[Gluster-users] GlusterFS vs Ceph and Hadoop

Sun Dec 29 00:50:36 UTC 2013

On 12/28/2013 08:06 PM, Knut Moe wrote:
> Are there benefits in configuration, scaling, management etc?

Hi,
One year ago I was also in the situation where I had to compare these 3 cluster 
file systems. I'm not the greatest expert on this topic, but here's a rough summary of what I know and why we chose GlusterFS over Hadoop or Ceph.

There are great differences between Hadoop/Ceph and GlusterFS.
First of all being that GlusterFS distributes files and works on top of
existing filesystems. It is completely transparent to the system and
applications.
This adds overhead (at costs of speed), but increases your options in
case of errors and long-term preservation.

Most other storage cluster systems on the other hand, split each file
into a certain number of blocks and distribute those.

Hadoop is not just some filesystem you can mount (as I understood from
reading Apache's docs): You have to talk to it using the Hadoop API. As
I understood it, you'd have to write your applications to use Hadoop,
instead of just having it as transparent filesystem beneath. Please
correct me if I'm wrong.

This makes a great difference regarding effort and use-cases.

What's also special about GlusterFS is that it's really (really) easy
and quick to set up a basic constellation, and it ships out-of-the-box
with most distro repositories. There are things you can tweak, but you
don't have to.
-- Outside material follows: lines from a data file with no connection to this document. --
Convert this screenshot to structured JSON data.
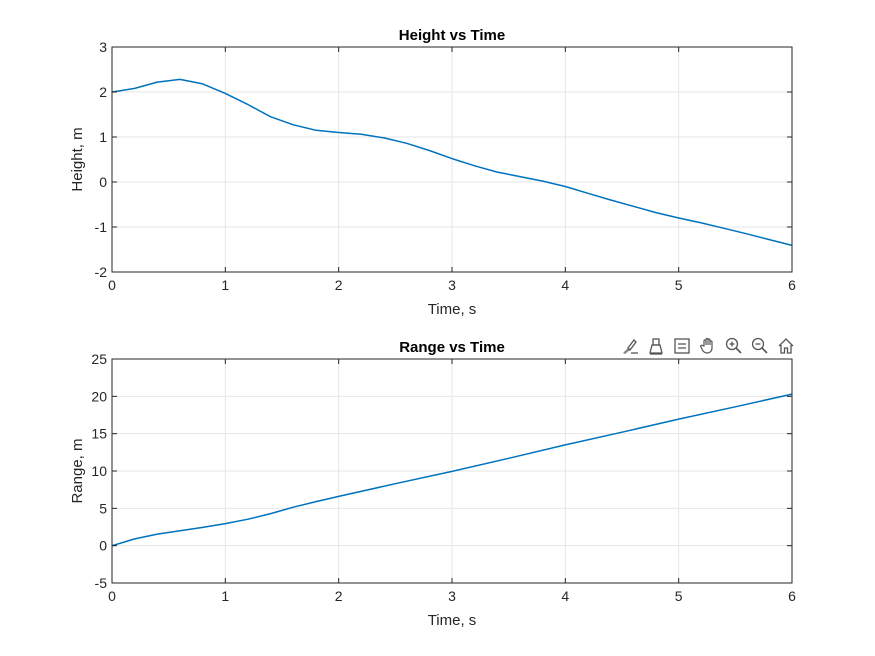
{
  "line_color": "#0072BD",
  "grid_color": "#e6e6e6",
  "toolbar": {
    "icons": [
      "brush-icon",
      "print-icon",
      "datatips-icon",
      "pan-icon",
      "zoom-in-icon",
      "zoom-out-icon",
      "home-icon"
    ]
  },
  "chart_data": [
    {
      "type": "line",
      "title": "Height vs Time",
      "xlabel": "Time, s",
      "ylabel": "Height, m",
      "xlim": [
        0,
        6
      ],
      "ylim": [
        -2,
        3
      ],
      "grid": true,
      "xticks": [
        "0",
        "1",
        "2",
        "3",
        "4",
        "5",
        "6"
      ],
      "yticks": [
        "-2",
        "-1",
        "0",
        "1",
        "2",
        "3"
      ],
      "series": [
        {
          "x": [
            0,
            0.2,
            0.4,
            0.6,
            0.8,
            1.0,
            1.2,
            1.4,
            1.6,
            1.8,
            2.0,
            2.2,
            2.4,
            2.6,
            2.8,
            3.0,
            3.2,
            3.4,
            3.6,
            3.8,
            4.0,
            4.2,
            4.4,
            4.6,
            4.8,
            5.0,
            5.2,
            5.4,
            5.6,
            5.8,
            6.0
          ],
          "y": [
            2.0,
            2.08,
            2.22,
            2.28,
            2.18,
            1.97,
            1.72,
            1.45,
            1.27,
            1.15,
            1.1,
            1.06,
            0.98,
            0.86,
            0.7,
            0.52,
            0.36,
            0.22,
            0.12,
            0.02,
            -0.1,
            -0.25,
            -0.4,
            -0.54,
            -0.68,
            -0.8,
            -0.91,
            -1.03,
            -1.15,
            -1.28,
            -1.41
          ]
        }
      ]
    },
    {
      "type": "line",
      "title": "Range vs Time",
      "xlabel": "Time, s",
      "ylabel": "Range, m",
      "xlim": [
        0,
        6
      ],
      "ylim": [
        -5,
        25
      ],
      "grid": true,
      "xticks": [
        "0",
        "1",
        "2",
        "3",
        "4",
        "5",
        "6"
      ],
      "yticks": [
        "-5",
        "0",
        "5",
        "10",
        "15",
        "20",
        "25"
      ],
      "series": [
        {
          "x": [
            0,
            0.2,
            0.4,
            0.6,
            0.8,
            1.0,
            1.2,
            1.4,
            1.6,
            1.8,
            2.0,
            2.5,
            3.0,
            3.5,
            4.0,
            4.5,
            5.0,
            5.5,
            6.0
          ],
          "y": [
            0,
            0.9,
            1.55,
            2.0,
            2.45,
            2.95,
            3.55,
            4.3,
            5.15,
            5.9,
            6.6,
            8.3,
            9.95,
            11.7,
            13.5,
            15.2,
            16.95,
            18.6,
            20.3
          ]
        }
      ]
    }
  ]
}
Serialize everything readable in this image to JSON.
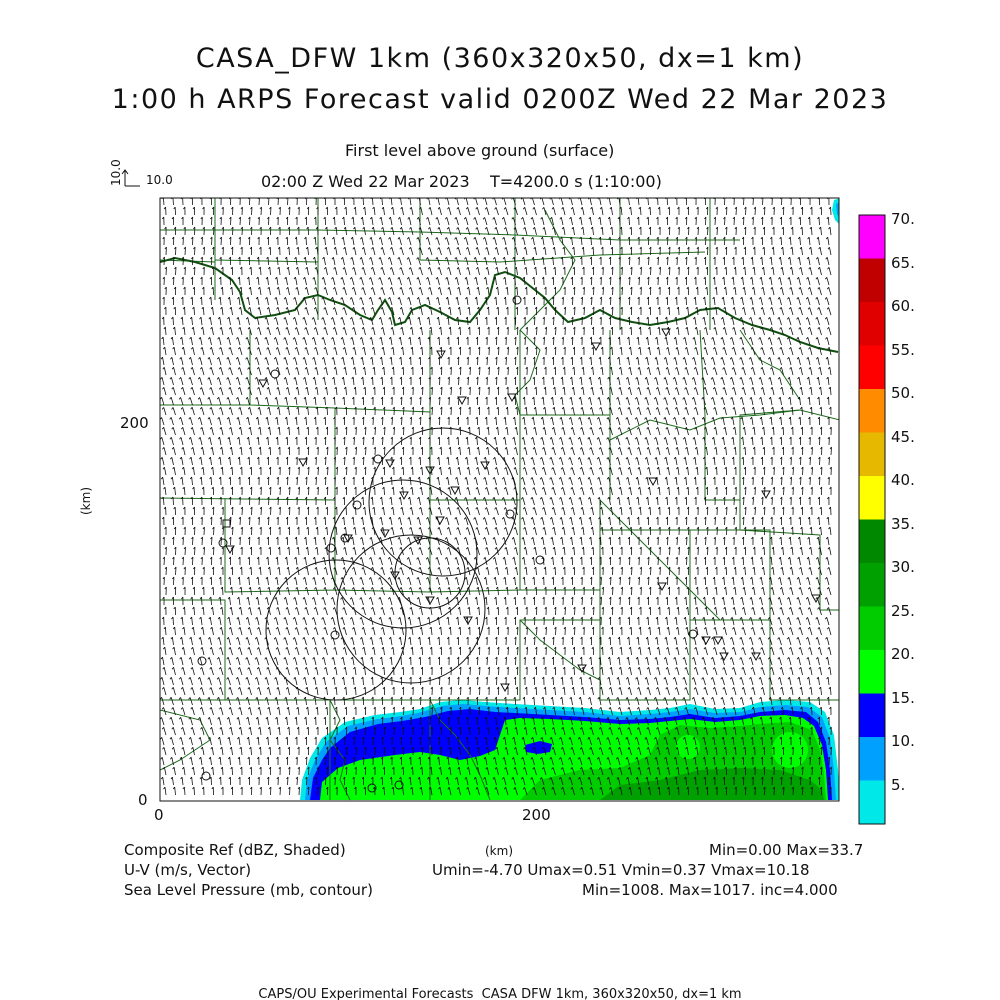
{
  "title": {
    "line1": "CASA_DFW 1km (360x320x50, dx=1 km)",
    "line2": "1:00 h ARPS Forecast valid 0200Z Wed 22 Mar 2023"
  },
  "subtitle": {
    "level": "First level above ground (surface)",
    "time": "02:00 Z Wed 22 Mar 2023    T=4200.0 s (1:10:00)"
  },
  "vector_key": {
    "value": "10.0",
    "label": "10.0"
  },
  "axes": {
    "x_unit": "(km)",
    "y_unit": "(km)",
    "x_ticks": [
      "0",
      "200"
    ],
    "y_ticks": [
      "0",
      "200"
    ]
  },
  "colorbar": {
    "labels": [
      "70.",
      "65.",
      "60.",
      "55.",
      "50.",
      "45.",
      "40.",
      "35.",
      "30.",
      "25.",
      "20.",
      "15.",
      "10.",
      "5."
    ],
    "colors": [
      "#ff00ff",
      "#c00000",
      "#e00000",
      "#ff0000",
      "#ff8c00",
      "#e6b800",
      "#ffff00",
      "#008800",
      "#00a000",
      "#00cc00",
      "#00ff00",
      "#0000ff",
      "#00a0ff",
      "#00e8e8"
    ]
  },
  "legend": {
    "row1_left": "Composite Ref (dBZ, Shaded)",
    "row1_right": "Min=0.00 Max=33.7",
    "row2_left": "U-V (m/s, Vector)",
    "row2_mid": "(km)",
    "row2_right": "Umin=-4.70 Umax=0.51 Vmin=0.37 Vmax=10.18",
    "row3_left": "Sea Level Pressure (mb, contour)",
    "row3_right": "Min=1008. Max=1017. inc=4.000"
  },
  "footer": "CAPS/OU Experimental Forecasts  CASA DFW 1km, 360x320x50, dx=1 km",
  "colors": {
    "boundary": "#1a6b1a",
    "state_line": "#0f4f0f",
    "text": "#111111"
  }
}
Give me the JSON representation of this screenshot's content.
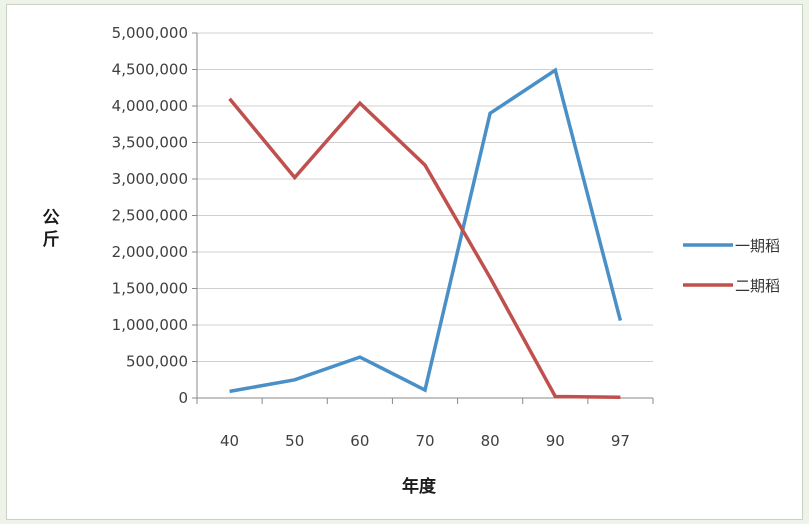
{
  "chart_data": {
    "type": "line",
    "categories": [
      "40",
      "50",
      "60",
      "70",
      "80",
      "90",
      "97"
    ],
    "series": [
      {
        "name": "一期稻",
        "color": "#4a90c8",
        "values": [
          90000,
          250000,
          560000,
          110000,
          3900000,
          4490000,
          1060000
        ]
      },
      {
        "name": "二期稻",
        "color": "#c0504d",
        "values": [
          4100000,
          3020000,
          4040000,
          3190000,
          1650000,
          20000,
          10000
        ]
      }
    ],
    "xlabel": "年度",
    "ylabel": "公斤",
    "ylim": [
      0,
      5000000
    ],
    "yticks": [
      "0",
      "500,000",
      "1,000,000",
      "1,500,000",
      "2,000,000",
      "2,500,000",
      "3,000,000",
      "3,500,000",
      "4,000,000",
      "4,500,000",
      "5,000,000"
    ],
    "grid": true,
    "legend_position": "right"
  }
}
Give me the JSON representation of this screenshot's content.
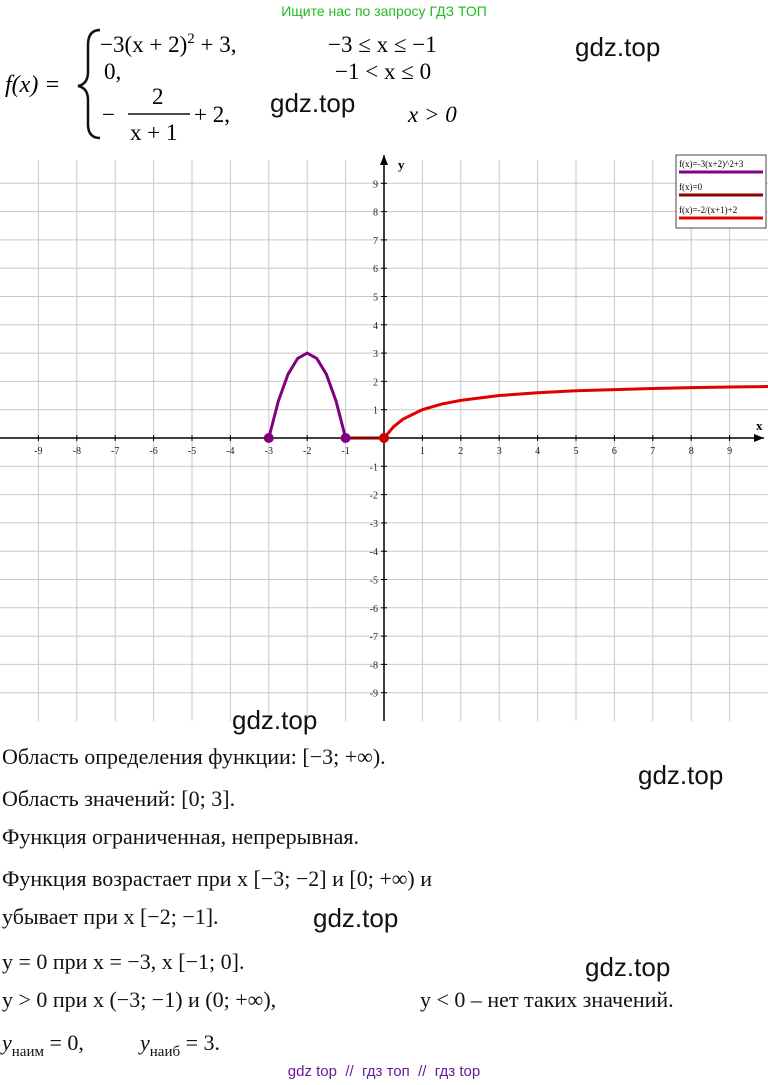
{
  "header": "Ищите нас по запросу ГДЗ ТОП",
  "formula": {
    "lhs": "f(x) =",
    "cases": [
      {
        "parts": [
          "−3(x + 2)",
          "2",
          " + 3,"
        ],
        "condition": "−3 ≤ x ≤ −1"
      },
      {
        "parts": [
          "0,"
        ],
        "condition": "−1 < x ≤ 0"
      },
      {
        "parts": [
          "−",
          "2",
          "x + 1",
          "+ 2,"
        ],
        "condition": "x > 0"
      }
    ]
  },
  "chart_data": {
    "type": "line",
    "x_label": "x",
    "y_label": "y",
    "xlim": [
      -10,
      10
    ],
    "ylim": [
      -10,
      10
    ],
    "xticks": [
      -9,
      -8,
      -7,
      -6,
      -5,
      -4,
      -3,
      -2,
      -1,
      1,
      2,
      3,
      4,
      5,
      6,
      7,
      8,
      9
    ],
    "yticks": [
      -9,
      -8,
      -7,
      -6,
      -5,
      -4,
      -3,
      -2,
      -1,
      1,
      2,
      3,
      4,
      5,
      6,
      7,
      8,
      9
    ],
    "grid": true,
    "legend": "top-right",
    "series": [
      {
        "name": "f(x)=-3(x+2)^2+3",
        "color": "#800080",
        "x": [
          -3,
          -2.75,
          -2.5,
          -2.25,
          -2,
          -1.75,
          -1.5,
          -1.25,
          -1
        ],
        "values": [
          0,
          1.31,
          2.25,
          2.81,
          3,
          2.81,
          2.25,
          1.31,
          0
        ]
      },
      {
        "name": "f(x)=0",
        "color": "#8b0000",
        "x": [
          -1,
          0
        ],
        "values": [
          0,
          0
        ]
      },
      {
        "name": "f(x)=-2/(x+1)+2",
        "color": "#e00000",
        "x": [
          0,
          0.25,
          0.5,
          1,
          1.5,
          2,
          3,
          4,
          5,
          6,
          7,
          8,
          9,
          10
        ],
        "values": [
          0,
          0.4,
          0.67,
          1,
          1.2,
          1.33,
          1.5,
          1.6,
          1.67,
          1.71,
          1.75,
          1.78,
          1.8,
          1.82
        ]
      }
    ],
    "points": {
      "x": [
        -3,
        -1,
        0
      ],
      "values": [
        0,
        0,
        0
      ],
      "colors": [
        "#800080",
        "#800080",
        "#cc0000"
      ]
    }
  },
  "lines": [
    [
      "Область определения функции: [−3; +∞)."
    ],
    [
      "Область значений: [0; 3]."
    ],
    [
      "Функция ограниченная, непрерывная."
    ],
    [
      "Функция возрастает при x [−3; −2] и [0; +∞) и"
    ],
    [
      "убывает при x [−2; −1]."
    ],
    [
      "y = 0 при x = −3, x [−1; 0]."
    ],
    [
      "y > 0 при x (−3; −1) и (0; +∞),",
      "y < 0 – нет таких значений."
    ],
    [
      "y",
      "наим",
      " = 0,",
      "y",
      "наиб",
      " = 3."
    ]
  ],
  "watermarks": [
    "gdz.top",
    "gdz.top",
    "gdz.top",
    "gdz.top",
    "gdz.top",
    "gdz.top"
  ],
  "footer": "gdz top  //  гдз топ  //  гдз top"
}
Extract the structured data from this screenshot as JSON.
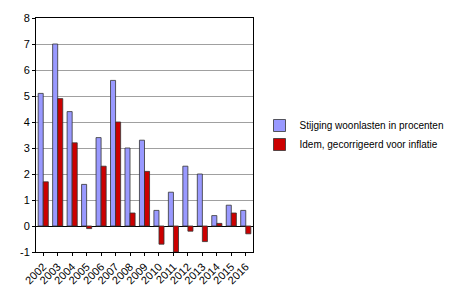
{
  "chart_data": {
    "type": "bar",
    "categories": [
      "2002",
      "2003",
      "2004",
      "2005",
      "2006",
      "2007",
      "2008",
      "2009",
      "2010",
      "2011",
      "2012",
      "2013",
      "2014",
      "2015",
      "2016"
    ],
    "series": [
      {
        "name": "Stijging woonlasten in procenten",
        "color": "#9999ff",
        "values": [
          5.1,
          7.0,
          4.4,
          1.6,
          3.4,
          5.6,
          3.0,
          3.3,
          0.6,
          1.3,
          2.3,
          2.0,
          0.4,
          0.8,
          0.6
        ]
      },
      {
        "name": "Idem, gecorrigeerd voor inflatie",
        "color": "#cc0000",
        "values": [
          1.7,
          4.9,
          3.2,
          -0.1,
          2.3,
          4.0,
          0.5,
          2.1,
          -0.7,
          -1.0,
          -0.2,
          -0.6,
          0.1,
          0.5,
          -0.3
        ]
      }
    ],
    "ylim": [
      -1,
      8
    ],
    "yticks": [
      -1,
      0,
      1,
      2,
      3,
      4,
      5,
      6,
      7,
      8
    ],
    "grid": true,
    "legend": "right"
  }
}
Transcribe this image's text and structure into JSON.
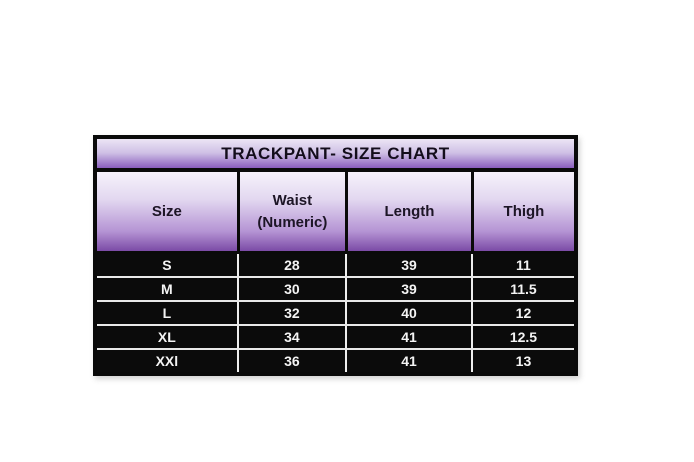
{
  "table": {
    "title": "TRACKPANT- SIZE CHART",
    "columns": [
      "Size",
      "Waist (Numeric)",
      "Length",
      "Thigh"
    ],
    "rows": [
      [
        "S",
        "28",
        "39",
        "11"
      ],
      [
        "M",
        "30",
        "39",
        "11.5"
      ],
      [
        "L",
        "32",
        "40",
        "12"
      ],
      [
        "XL",
        "34",
        "41",
        "12.5"
      ],
      [
        "XXl",
        "36",
        "41",
        "13"
      ]
    ],
    "colors": {
      "accent_purple": "#7b4ba6",
      "title_gradient_top": "#ece5f5",
      "title_gradient_bottom": "#8a5dbd",
      "header_gradient_top": "#f6f2fb",
      "header_gradient_bottom": "#7b4ba6",
      "border_black": "#0a0a0a",
      "data_background": "#0b0b0b",
      "data_text": "#ffffff",
      "header_text": "#1d1526",
      "page_background": "#ffffff"
    }
  }
}
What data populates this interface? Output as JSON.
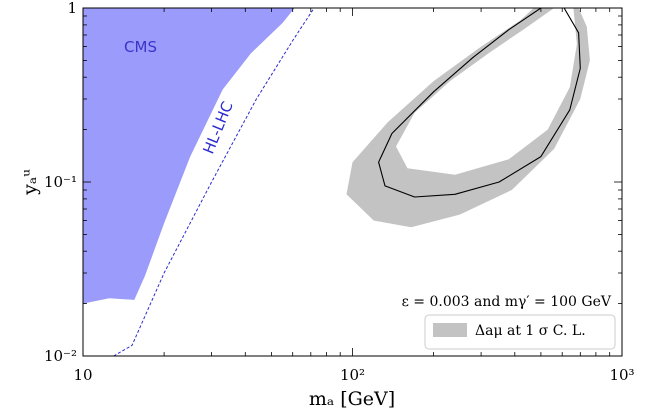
{
  "chart_data": {
    "type": "area",
    "xscale": "log",
    "yscale": "log",
    "xlim": [
      10,
      1000
    ],
    "ylim": [
      0.01,
      1
    ],
    "xticks": [
      {
        "value": 10,
        "label": "10"
      },
      {
        "value": 100,
        "label": "10²"
      },
      {
        "value": 1000,
        "label": "10³"
      }
    ],
    "yticks": [
      {
        "value": 0.01,
        "label": "10⁻²"
      },
      {
        "value": 0.1,
        "label": "10⁻¹"
      },
      {
        "value": 1,
        "label": "1"
      }
    ],
    "xlabel": "mₐ [GeV]",
    "ylabel": "yₐᵘ",
    "annotation": "ε = 0.003 and mγ′ = 100 GeV",
    "legend": {
      "placement": "bottom-right",
      "label": "Δaμ at 1 σ C. L."
    },
    "colors": {
      "cms": "#9b9bfb",
      "band": "#c3c3c3",
      "hl": "#2b2bd0",
      "central": "#000000"
    },
    "cms_region": {
      "label": "CMS",
      "label_pos": {
        "x": 14.2,
        "y": 0.56
      },
      "boundary": [
        {
          "x": 10,
          "y": 1
        },
        {
          "x": 61,
          "y": 1
        },
        {
          "x": 55,
          "y": 0.82
        },
        {
          "x": 42,
          "y": 0.55
        },
        {
          "x": 33,
          "y": 0.34
        },
        {
          "x": 25,
          "y": 0.14
        },
        {
          "x": 20,
          "y": 0.058
        },
        {
          "x": 17,
          "y": 0.029
        },
        {
          "x": 15.5,
          "y": 0.021
        },
        {
          "x": 12.5,
          "y": 0.0215
        },
        {
          "x": 10,
          "y": 0.02
        }
      ]
    },
    "hl_lhc": {
      "label": "HL-LHC",
      "label_pos": {
        "x": 33,
        "y": 0.2
      },
      "line": [
        {
          "x": 13,
          "y": 0.01
        },
        {
          "x": 15.2,
          "y": 0.0115
        },
        {
          "x": 20,
          "y": 0.03
        },
        {
          "x": 30,
          "y": 0.1
        },
        {
          "x": 44,
          "y": 0.3
        },
        {
          "x": 60,
          "y": 0.65
        },
        {
          "x": 72,
          "y": 1
        }
      ]
    },
    "delta_a_mu_band": [
      {
        "x": 690,
        "y": 1
      },
      {
        "x": 740,
        "y": 0.78
      },
      {
        "x": 760,
        "y": 0.5
      },
      {
        "x": 700,
        "y": 0.3
      },
      {
        "x": 560,
        "y": 0.155
      },
      {
        "x": 390,
        "y": 0.09
      },
      {
        "x": 250,
        "y": 0.065
      },
      {
        "x": 165,
        "y": 0.055
      },
      {
        "x": 120,
        "y": 0.06
      },
      {
        "x": 95,
        "y": 0.085
      },
      {
        "x": 100,
        "y": 0.13
      },
      {
        "x": 135,
        "y": 0.22
      },
      {
        "x": 200,
        "y": 0.38
      },
      {
        "x": 300,
        "y": 0.6
      },
      {
        "x": 420,
        "y": 0.85
      },
      {
        "x": 470,
        "y": 1
      },
      {
        "x": 560,
        "y": 1
      },
      {
        "x": 430,
        "y": 0.75
      },
      {
        "x": 320,
        "y": 0.55
      },
      {
        "x": 230,
        "y": 0.38
      },
      {
        "x": 170,
        "y": 0.25
      },
      {
        "x": 145,
        "y": 0.16
      },
      {
        "x": 160,
        "y": 0.12
      },
      {
        "x": 240,
        "y": 0.11
      },
      {
        "x": 380,
        "y": 0.135
      },
      {
        "x": 530,
        "y": 0.2
      },
      {
        "x": 640,
        "y": 0.35
      },
      {
        "x": 680,
        "y": 0.62
      },
      {
        "x": 660,
        "y": 1
      }
    ],
    "delta_a_mu_central": [
      {
        "x": 610,
        "y": 1
      },
      {
        "x": 690,
        "y": 0.72
      },
      {
        "x": 700,
        "y": 0.45
      },
      {
        "x": 640,
        "y": 0.26
      },
      {
        "x": 500,
        "y": 0.14
      },
      {
        "x": 350,
        "y": 0.1
      },
      {
        "x": 240,
        "y": 0.085
      },
      {
        "x": 170,
        "y": 0.082
      },
      {
        "x": 132,
        "y": 0.095
      },
      {
        "x": 125,
        "y": 0.13
      },
      {
        "x": 140,
        "y": 0.19
      },
      {
        "x": 200,
        "y": 0.33
      },
      {
        "x": 280,
        "y": 0.52
      },
      {
        "x": 380,
        "y": 0.75
      },
      {
        "x": 500,
        "y": 1
      }
    ]
  }
}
It's understandable very quickly by any regular Linux admin.
Just yesterday, I've setup gluster on my raspberry pi home fileserver :)

There are many many more details about how Hadoop and Ceph "tick",
compared to GlusterFS (e.g. "NameNode"), but I think there are others
here who can explain that way better than me.

> I know Hadoop is used by the likes of Yahoo and Facebook. I would be
> interested in information on any large (known) users of GlusterFS.

When I was looking for systems for large storage clusters for long-term media 
archiving, I initially thought I'd go for Hadoop, because "the big ones are 
using it". I also listened to a presentation about Ceph, so I could compare them.

In the end, we chose GlusterFS, because for digital archiving, we needed a scalable storage cluster with the highest chance of maintaining it over the years, rather than minimizing our downtime to seconds. We are currently building up a storage for the national A/V archive with 2x >300 TiB.

I've already done initial tests with GlusterFS on one node, but it's too soon to really speak of "experience" on our side.
We've also only used gluster in "distribute" mode, so I have no experience with gluster-replication at all.

Regards,
Peter B.